India Morrison. Photo credit Emma Busk Winquist
In their motivation, the jury highlights India Morrison’s “innovative and outstanding research into how touch and pain control, or are controlled by, emotional and social factors”. She was among the first in the world to show that when we witness somebody else being subjected to pain and we experience “empathetic” pain, the same area in the brain is activated as when we experience similar pain ourselves.
“One of the things I find interesting is that the areas in the brain that react when we witness somebody else’s pain are also involved in preparing us to act and move. I’ve long been fascinated by the connection between emotions and movement. To me, research into pain and touch is a window to the secret processes in the brain,” says India Morrison, senior associate professor in the Department of Biomedical and Clinical Sciences at LiU.

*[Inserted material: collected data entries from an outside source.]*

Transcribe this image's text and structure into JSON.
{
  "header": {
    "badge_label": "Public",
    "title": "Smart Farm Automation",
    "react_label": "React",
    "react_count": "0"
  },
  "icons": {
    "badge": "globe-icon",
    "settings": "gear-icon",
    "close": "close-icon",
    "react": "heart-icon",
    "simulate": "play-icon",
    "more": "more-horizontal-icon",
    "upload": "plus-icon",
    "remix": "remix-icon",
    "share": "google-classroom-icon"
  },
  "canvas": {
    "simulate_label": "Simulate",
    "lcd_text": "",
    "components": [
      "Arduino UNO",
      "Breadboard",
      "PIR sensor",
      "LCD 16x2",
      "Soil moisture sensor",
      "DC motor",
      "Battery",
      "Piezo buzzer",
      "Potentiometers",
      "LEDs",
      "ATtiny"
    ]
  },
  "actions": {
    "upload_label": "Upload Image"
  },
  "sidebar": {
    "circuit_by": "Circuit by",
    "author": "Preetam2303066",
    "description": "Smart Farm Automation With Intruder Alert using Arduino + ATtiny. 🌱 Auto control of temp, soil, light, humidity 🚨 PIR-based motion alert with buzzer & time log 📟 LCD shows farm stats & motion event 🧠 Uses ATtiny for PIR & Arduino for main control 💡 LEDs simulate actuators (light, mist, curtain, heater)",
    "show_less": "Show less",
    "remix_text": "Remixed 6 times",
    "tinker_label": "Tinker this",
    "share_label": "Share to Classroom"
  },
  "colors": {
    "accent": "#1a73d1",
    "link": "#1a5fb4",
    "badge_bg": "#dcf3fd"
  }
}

In her research lab, the Embodied Brain Lab, she combines hormone measuring with cognitive tests and MRI scans of the brain.Lena Jonasson. Photo credit Anna Nilsen
“It’s really wonderful that India Morrison is recognised for her outstanding research in this exciting multi-disciplinary field integrating psychology and biology,” says Lena Jonasson, dean at the Faculty of Medicine and Health Sciences at LiU, who led the nomination work of the award committee.
India Morrison will receive a sum of SEK 250,000 and will accept the award at the Linköping University Academic Celebrations on 27 May.
The Onkel Adam Award was founded in 2020 through a generous donation to the Jubilee Foundation at Linköping University from a descendent of Onkel Adam, Bengt Normann. The aim of the award is to promote medical research at LiU and to honour the memory of Onkel Adam, the pen-name of well-known 19th century physician, author, writer and politician Carl Anton Wetterbergh, who lived in Linköping.